Not surprisingly, Memon's fate had revived the debate about whether India should follow other "civilized" countries in banning capital punishment. There has been a large measure of support for such an initiative. But, two factors have made its implementation difficult.
One is the continuing threat of terrorism from Pakistan and the fact that suicide bombers sneak in from across the border from time to time, as in Gurdaspur in Punjab recently, to kill at random. One such killer, Ajmal Kasab, was caught alive during the November 26-29, 2008, Mumbai murder and mayhem by Pakistani terrorists. He was hanged in 2012. It is obvious that as long as these acts of terror continue, it will be extremely difficult for any Indian government to ban capital punishment.
The other deterrent is the continuing incidents of rape. As may be expected, there is widespread fear as well as revulsion about these incidents, which were seen at its most intense following the gang rape of a young medical student in Delhi in 2012.

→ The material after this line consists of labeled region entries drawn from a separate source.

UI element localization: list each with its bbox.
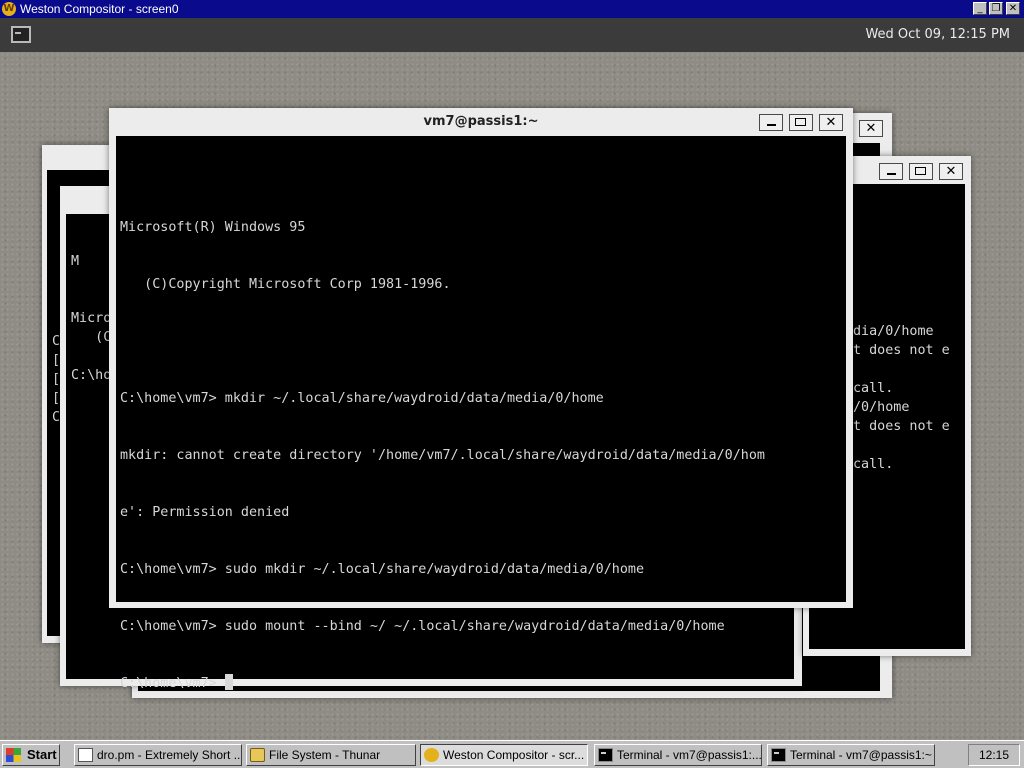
outer-close-button[interactable]: ✕ [1006,2,1020,15]
terminal-line: Microsoft(R) Windows 95 [120,220,306,235]
text-cursor [224,674,233,690]
main-minimize-button[interactable] [759,114,783,131]
terminal-line: mkdir: cannot create directory '/home/vm… [120,448,765,463]
right-terminal-text: dia/0/home t does not e call./0/home t doe… [853,324,950,472]
folder-icon [250,748,265,762]
terminal-line: e': Permission denied [120,505,290,520]
taskbar-item-thunar[interactable]: File System - Thunar [246,744,416,766]
windows-flag-icon [6,748,21,762]
terminal-window-main[interactable]: vm7@passis1:~ ✕ Microsoft(R) Windows 95 … [109,108,853,691]
wayland-icon [424,748,439,762]
terminal-icon [598,748,613,762]
system-tray-clock[interactable]: 12:15 [968,744,1020,766]
terminal-line: C:\home\vm7> sudo mount --bind ~/ ~/.loc… [120,619,725,634]
terminal-line: (C)Copyright Microsoft Corp 1981-1996. [120,277,451,292]
start-button[interactable]: Start [2,744,60,766]
terminal-prompt-line[interactable]: C:\home\vm7> [120,674,765,693]
main-close-button[interactable]: ✕ [819,114,843,131]
outer-restore-button[interactable]: ❐ [989,2,1003,15]
taskbar-item-terminal-2[interactable]: Terminal - vm7@passis1:~ [767,744,935,766]
right-minimize-button[interactable] [879,163,903,180]
document-icon [78,748,93,762]
taskbar-item-dropm[interactable]: dro.pm - Extremely Short ... [74,744,242,766]
taskbar: Start dro.pm - Extremely Short ... File … [0,740,1024,768]
weston-panel: Wed Oct 09, 12:15 PM [0,18,1024,52]
terminal-line: C:\home\vm7> sudo mkdir ~/.local/share/w… [120,562,645,577]
outer-window-title: Weston Compositor - screen0 [20,2,179,16]
taskbar-item-weston[interactable]: Weston Compositor - scr... [420,744,588,766]
panel-clock: Wed Oct 09, 12:15 PM [865,27,1010,42]
outer-minimize-button[interactable]: _ [973,2,987,15]
right-close-button[interactable]: ✕ [939,163,963,180]
main-terminal-title: vm7@passis1:~ [423,114,539,129]
back-close-button[interactable]: ✕ [859,120,883,137]
main-maximize-button[interactable] [789,114,813,131]
terminal-line: C:\home\vm7> mkdir ~/.local/share/waydro… [120,391,604,406]
weston-logo-icon: W [2,2,16,16]
terminal-icon [771,748,786,762]
taskbar-item-terminal-1[interactable]: Terminal - vm7@passis1:... [594,744,762,766]
terminal-launcher-icon[interactable] [11,26,31,43]
terminal-prompt: C:\home\vm7> [120,676,225,691]
outer-window-titlebar[interactable]: W Weston Compositor - screen0 _ ❐ ✕ [0,0,1024,18]
main-terminal-output: Microsoft(R) Windows 95 (C)Copyright Mic… [120,180,765,731]
right-maximize-button[interactable] [909,163,933,180]
main-terminal-screen[interactable]: Microsoft(R) Windows 95 (C)Copyright Mic… [116,136,846,691]
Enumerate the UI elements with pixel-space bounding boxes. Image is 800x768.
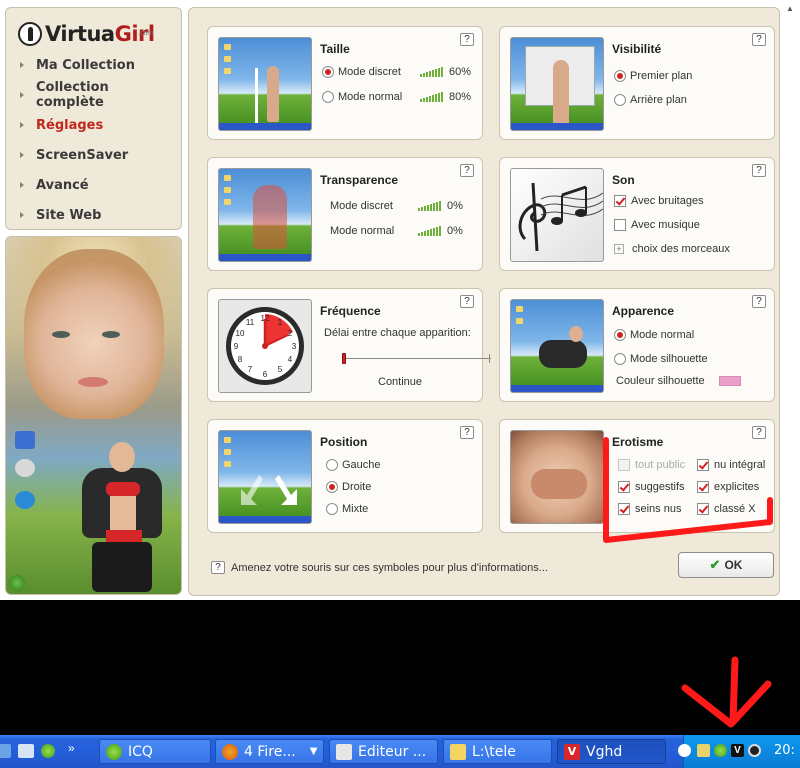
tray-icon[interactable]	[748, 744, 761, 757]
taskbar-item-label: ICQ	[128, 743, 153, 760]
tray-icon[interactable]	[697, 744, 710, 757]
icq-quicklaunch-icon[interactable]	[41, 744, 55, 758]
taskbar-item-vghd[interactable]: V Vghd	[557, 739, 666, 764]
taskbar-item-label: Editeur ...	[358, 743, 427, 760]
taskbar-clock[interactable]: 20:	[774, 743, 795, 758]
vghd-icon: V	[564, 743, 580, 760]
taskbar-item-firefox[interactable]: 4 Fire... ▼	[215, 739, 324, 764]
taskbar-item-label: 4 Fire...	[244, 743, 296, 760]
annotation-arrow	[681, 656, 772, 728]
folder-icon	[450, 743, 466, 760]
vghd-tray-icon[interactable]: V	[731, 744, 744, 757]
taskbar: » ICQ 4 Fire... ▼ Editeur ... L:\tele V …	[0, 735, 800, 768]
red-annotation	[603, 437, 773, 728]
taskbar-item-folder[interactable]: L:\tele	[443, 739, 552, 764]
quicklaunch-icon[interactable]	[18, 744, 34, 758]
taskbar-item-editeur[interactable]: Editeur ...	[329, 739, 438, 764]
tray-expand-icon[interactable]	[678, 744, 691, 757]
quicklaunch-icon[interactable]	[0, 744, 11, 758]
editor-icon	[336, 743, 352, 760]
firefox-icon	[222, 743, 238, 760]
chevron-down-icon: ▼	[309, 746, 318, 757]
icq-icon	[106, 743, 122, 760]
taskbar-item-icq[interactable]: ICQ	[99, 739, 211, 764]
taskbar-item-label: L:\tele	[472, 743, 516, 760]
annotation-bracket	[603, 437, 773, 543]
icq-tray-icon[interactable]	[714, 744, 727, 757]
taskbar-item-label: Vghd	[586, 743, 623, 760]
chevron-icon[interactable]: »	[68, 741, 75, 755]
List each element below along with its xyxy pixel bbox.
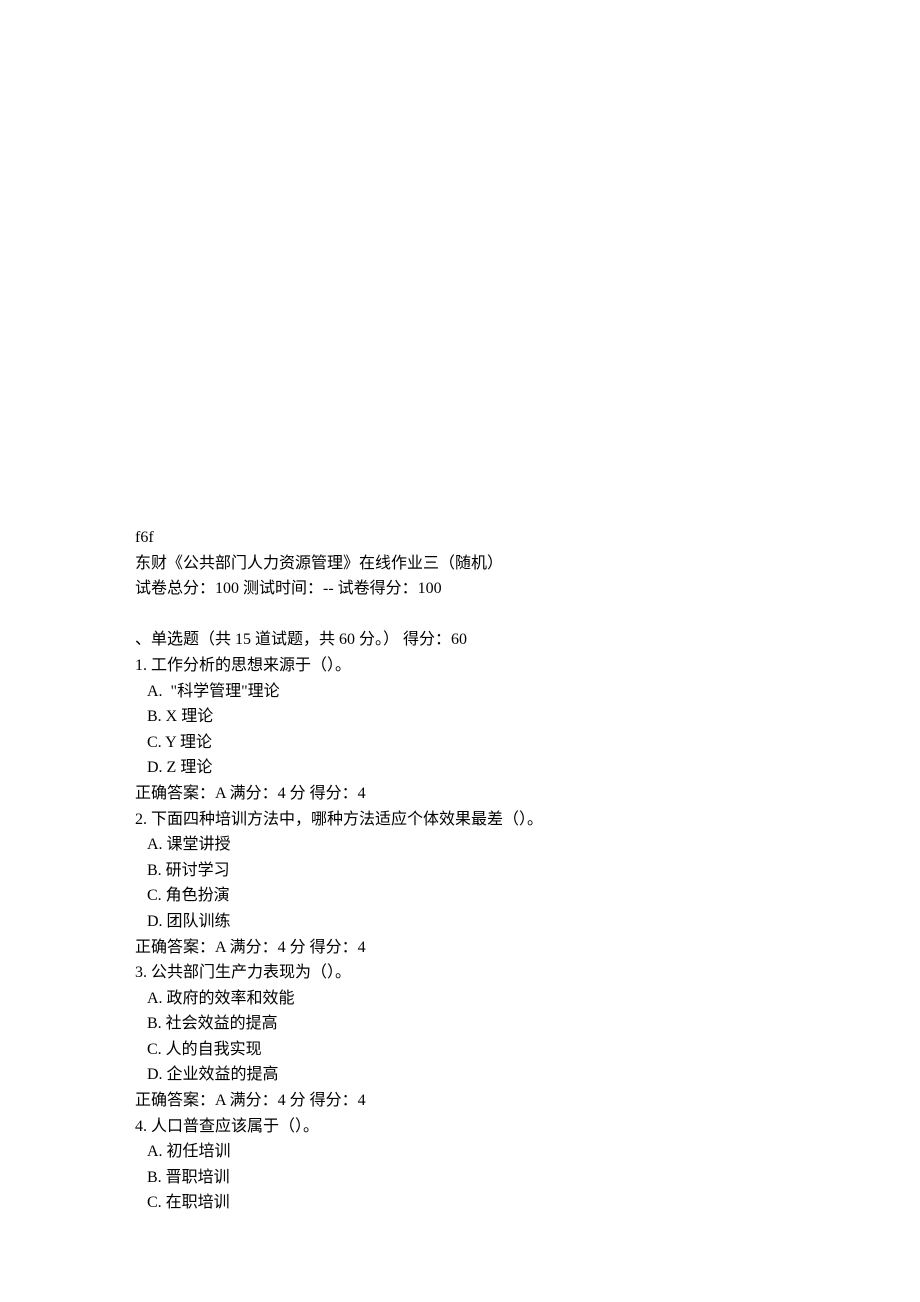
document-page: f6f 东财《公共部门人力资源管理》在线作业三（随机） 试卷总分：100 测试时… — [0, 0, 920, 1216]
question-option: C. Y 理论 — [135, 730, 785, 756]
question-option: B. 研讨学习 — [135, 858, 785, 884]
question-block: 4. 人口普查应该属于（）。 A. 初任培训 B. 晋职培训 C. 在职培训 — [135, 1114, 785, 1216]
question-stem: 4. 人口普查应该属于（）。 — [135, 1114, 785, 1140]
question-block: 1. 工作分析的思想来源于（）。 A. "科学管理"理论 B. X 理论 C. … — [135, 653, 785, 807]
section-title: 、单选题（共 15 道试题，共 60 分。） 得分：60 — [135, 627, 785, 653]
question-option: C. 角色扮演 — [135, 883, 785, 909]
document-title: 东财《公共部门人力资源管理》在线作业三（随机） — [135, 551, 785, 577]
question-option: A. 政府的效率和效能 — [135, 986, 785, 1012]
question-option: D. 团队训练 — [135, 909, 785, 935]
header-code: f6f — [135, 525, 785, 551]
question-stem: 3. 公共部门生产力表现为（）。 — [135, 960, 785, 986]
question-option: A. 课堂讲授 — [135, 832, 785, 858]
question-block: 3. 公共部门生产力表现为（）。 A. 政府的效率和效能 B. 社会效益的提高 … — [135, 960, 785, 1114]
question-stem: 2. 下面四种培训方法中，哪种方法适应个体效果最差（）。 — [135, 807, 785, 833]
question-option: C. 在职培训 — [135, 1190, 785, 1216]
question-answer: 正确答案：A 满分：4 分 得分：4 — [135, 935, 785, 961]
question-option: C. 人的自我实现 — [135, 1037, 785, 1063]
question-option: B. X 理论 — [135, 704, 785, 730]
question-option: B. 社会效益的提高 — [135, 1011, 785, 1037]
question-answer: 正确答案：A 满分：4 分 得分：4 — [135, 781, 785, 807]
question-option: A. 初任培训 — [135, 1139, 785, 1165]
question-option: B. 晋职培训 — [135, 1165, 785, 1191]
exam-meta: 试卷总分：100 测试时间：-- 试卷得分：100 — [135, 576, 785, 602]
blank-line — [135, 602, 785, 628]
question-option: A. "科学管理"理论 — [135, 679, 785, 705]
question-option: D. Z 理论 — [135, 755, 785, 781]
question-stem: 1. 工作分析的思想来源于（）。 — [135, 653, 785, 679]
question-option: D. 企业效益的提高 — [135, 1062, 785, 1088]
question-block: 2. 下面四种培训方法中，哪种方法适应个体效果最差（）。 A. 课堂讲授 B. … — [135, 807, 785, 961]
question-answer: 正确答案：A 满分：4 分 得分：4 — [135, 1088, 785, 1114]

As long as these two factors vitiate the Indian scene, judicial executions will continue even if the Supreme Court has said that it will be exercised in the rarest or rare cases. It is possible, however, that while rapists may escape the maximum punishment, the Pakistani terrorists will not. Nor will home-grown ones like Afzal Guru, who was hanged in 2013.

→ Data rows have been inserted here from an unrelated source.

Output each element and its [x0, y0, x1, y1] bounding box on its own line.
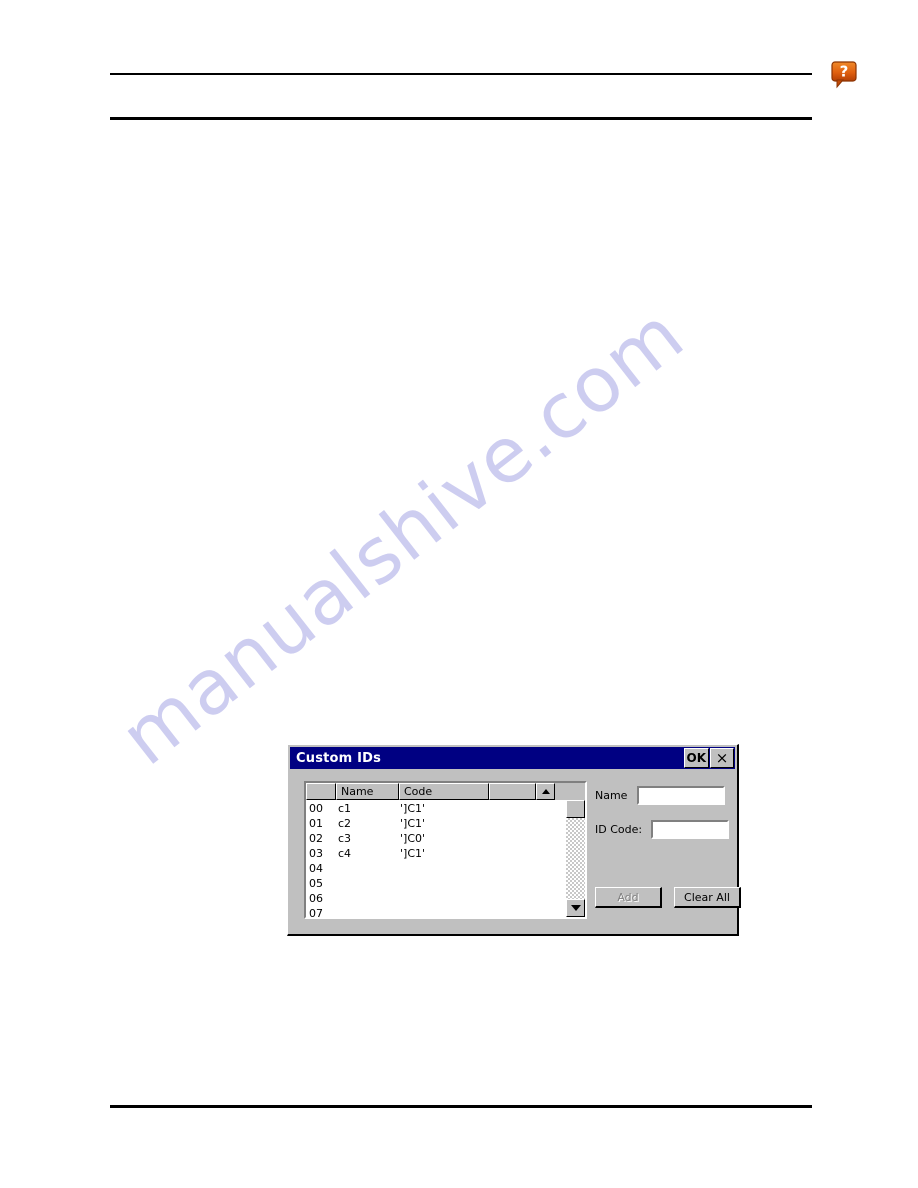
- list-rows: 00 c1 ']C1' 01 c2 ']C1' 02 c3 ']C0' 03 c…: [306, 800, 566, 917]
- list-header-row: Name Code: [306, 783, 585, 800]
- row-code: ']C1': [400, 817, 426, 830]
- table-row[interactable]: 07: [306, 906, 566, 917]
- table-row[interactable]: 04: [306, 861, 566, 876]
- custom-ids-dialog: Custom IDs OK × Name Code 00 c1 ']C1' 01…: [287, 744, 741, 936]
- row-index: 02: [309, 832, 323, 845]
- row-index: 01: [309, 817, 323, 830]
- list-scrollbar[interactable]: [566, 800, 585, 917]
- name-input[interactable]: [637, 785, 725, 805]
- custom-ids-list[interactable]: Name Code 00 c1 ']C1' 01 c2 ']C1' 02 c3 …: [304, 781, 587, 919]
- table-row[interactable]: 02 c3 ']C0': [306, 831, 566, 846]
- entry-form-panel: Name ID Code: Add Clear All: [595, 779, 741, 921]
- row-index: 03: [309, 847, 323, 860]
- svg-text:?: ?: [840, 63, 849, 81]
- row-index: 07: [309, 907, 323, 917]
- idcode-field-row: ID Code:: [595, 819, 729, 839]
- column-header-index[interactable]: [306, 783, 336, 800]
- header-rule-thick: [110, 117, 812, 120]
- row-code: ']C0': [400, 832, 426, 845]
- table-row[interactable]: 06: [306, 891, 566, 906]
- column-header-spacer[interactable]: [489, 783, 536, 800]
- column-header-code[interactable]: Code: [399, 783, 489, 800]
- row-code: ']C1': [400, 847, 426, 860]
- table-row[interactable]: 00 c1 ']C1': [306, 801, 566, 816]
- row-name: c1: [338, 802, 352, 815]
- scroll-up-button[interactable]: [536, 783, 555, 800]
- row-name: c2: [338, 817, 352, 830]
- idcode-input[interactable]: [651, 819, 729, 839]
- idcode-label: ID Code:: [595, 822, 643, 836]
- page-canvas: manualshive.com ? Custom IDs OK × Name C…: [0, 0, 918, 1188]
- help-question-bubble-icon[interactable]: ?: [830, 60, 860, 90]
- column-header-name[interactable]: Name: [336, 783, 399, 800]
- row-index: 05: [309, 877, 323, 890]
- list-body: 00 c1 ']C1' 01 c2 ']C1' 02 c3 ']C0' 03 c…: [306, 800, 585, 917]
- chevron-up-icon: [541, 789, 550, 794]
- table-row[interactable]: 01 c2 ']C1': [306, 816, 566, 831]
- dialog-titlebar[interactable]: Custom IDs OK ×: [290, 747, 735, 769]
- watermark-text: manualshive.com: [104, 289, 700, 783]
- titlebar-button-group: OK ×: [683, 747, 736, 769]
- close-icon[interactable]: ×: [710, 748, 734, 768]
- row-index: 04: [309, 862, 323, 875]
- scrollbar-track[interactable]: [566, 818, 585, 899]
- clear-all-button[interactable]: Clear All: [674, 887, 741, 908]
- dialog-client-area: Name Code 00 c1 ']C1' 01 c2 ']C1' 02 c3 …: [290, 771, 741, 932]
- watermark: manualshive.com: [0, 0, 918, 1188]
- name-label: Name: [595, 788, 628, 802]
- ok-button[interactable]: OK: [683, 748, 709, 768]
- form-button-row: Add Clear All: [595, 887, 741, 908]
- add-button[interactable]: Add: [595, 887, 662, 908]
- row-index: 06: [309, 892, 323, 905]
- row-name: c4: [338, 847, 352, 860]
- scroll-down-button[interactable]: [566, 899, 585, 917]
- dialog-title: Custom IDs: [296, 750, 382, 766]
- footer-rule: [110, 1105, 812, 1108]
- row-index: 00: [309, 802, 323, 815]
- scrollbar-thumb[interactable]: [566, 800, 585, 818]
- chevron-down-icon: [570, 905, 581, 911]
- name-field-row: Name: [595, 785, 725, 805]
- table-row[interactable]: 05: [306, 876, 566, 891]
- row-code: ']C1': [400, 802, 426, 815]
- table-row[interactable]: 03 c4 ']C1': [306, 846, 566, 861]
- row-name: c3: [338, 832, 352, 845]
- header-rule-thin: [110, 73, 812, 75]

The BJP is making a mistake, however, by allegedly going slow on suspected Hindu terrorists and by insinuating that they were arrested by the former Congress-led government at the centre to curry favour with the Muslims.
By articulating this line, Home Minister Rajnath Singh is bringing the question of religious affinity back into these criminal cases, which can make the BJP's detractors say that Memon's execution was at least partly due to his being a Muslim.
Prime Minister Narendra Modi may have succeeded to a considerable extent in curbing the Hindutva hotheads who are longer indulging in their provocative ghar wapsi (home coming) and love jehad antics to urge Muslims to return to their "original" faith of Hinduism and accusing Muslim youths of wooing and marrying Hindu girls in order to convert them to Islam.
But the prime minister is yet to ensure that people like Rajnath Singh and Tathagata Roy do not revive memories of RSS supremo Guru Golwalkar's (1906-73) categorization of Muslims as "internal enemies".